Facebook refused to take my domain off the no-fly list.  They told me “You’re not supposed to be using Facebook to promote your business, anyway.” Ah, the good old days.

But it couldn’t stay 2009 forever. Old streaming services die, new ones are born. Old computers, and backup drives also die. There were eight computers, seven backup drives, five operating systems, untold software suites and email programs. So many hosts, media from reel-to-reel to MP3. Six generations of streaming and downloading services, maybe nine.

To keep it safe and alive, I made most of my music available free from my website. I couldn’t link to it from you-know-where, but I could still mention its existence from time to time.

But then my last lifeline, Hostbaby, my beloved Derek’s heirs, said they were through. They would lovingly hand me to their chosen scavenger, unless I had another plan. I did not.

It was about to be 2020, and I had a dead website I couldn’t link to from Facebook. CD Baby, iTunes and others were gone. (My first CD is still on Spotify, but if you click through you get some other very different artist by the same name.)

I was nowhere.
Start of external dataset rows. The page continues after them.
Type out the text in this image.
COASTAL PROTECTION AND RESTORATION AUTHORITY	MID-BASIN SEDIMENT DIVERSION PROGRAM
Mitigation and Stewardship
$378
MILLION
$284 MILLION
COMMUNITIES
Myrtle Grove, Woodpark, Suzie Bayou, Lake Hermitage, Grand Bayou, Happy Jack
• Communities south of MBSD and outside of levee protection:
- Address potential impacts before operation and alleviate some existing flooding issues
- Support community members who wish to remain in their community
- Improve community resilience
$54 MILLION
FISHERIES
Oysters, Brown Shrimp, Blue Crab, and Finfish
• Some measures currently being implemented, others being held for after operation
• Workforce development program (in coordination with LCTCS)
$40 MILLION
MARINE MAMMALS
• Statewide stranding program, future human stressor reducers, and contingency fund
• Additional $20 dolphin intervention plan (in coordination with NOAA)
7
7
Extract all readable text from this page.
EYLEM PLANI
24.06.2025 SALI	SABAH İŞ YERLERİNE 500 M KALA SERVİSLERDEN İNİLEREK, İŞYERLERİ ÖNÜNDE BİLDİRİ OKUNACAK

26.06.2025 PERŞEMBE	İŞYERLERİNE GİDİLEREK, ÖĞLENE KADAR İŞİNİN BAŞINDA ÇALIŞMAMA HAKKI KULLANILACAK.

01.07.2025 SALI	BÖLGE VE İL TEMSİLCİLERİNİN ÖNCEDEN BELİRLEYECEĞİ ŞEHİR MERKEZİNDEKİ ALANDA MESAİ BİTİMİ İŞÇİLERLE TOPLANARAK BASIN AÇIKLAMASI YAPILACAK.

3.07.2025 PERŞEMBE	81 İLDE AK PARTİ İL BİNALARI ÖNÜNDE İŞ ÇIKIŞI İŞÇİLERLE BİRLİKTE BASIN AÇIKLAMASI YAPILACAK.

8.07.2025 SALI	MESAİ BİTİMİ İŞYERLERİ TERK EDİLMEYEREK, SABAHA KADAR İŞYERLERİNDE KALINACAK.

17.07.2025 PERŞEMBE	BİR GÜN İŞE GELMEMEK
My van with all my tools had broken down on the side of the road and been picked clean.

So of course I have mastered new tools, and learned some stuff, for example:

Everything’s a little harder now because it’s intuitive. And so simple.

We spent two decades making our files smaller and now they’re not big enough to take up the space in the widget.  But now there’s some cool hero product that makes your pictures big again.  Thanks George!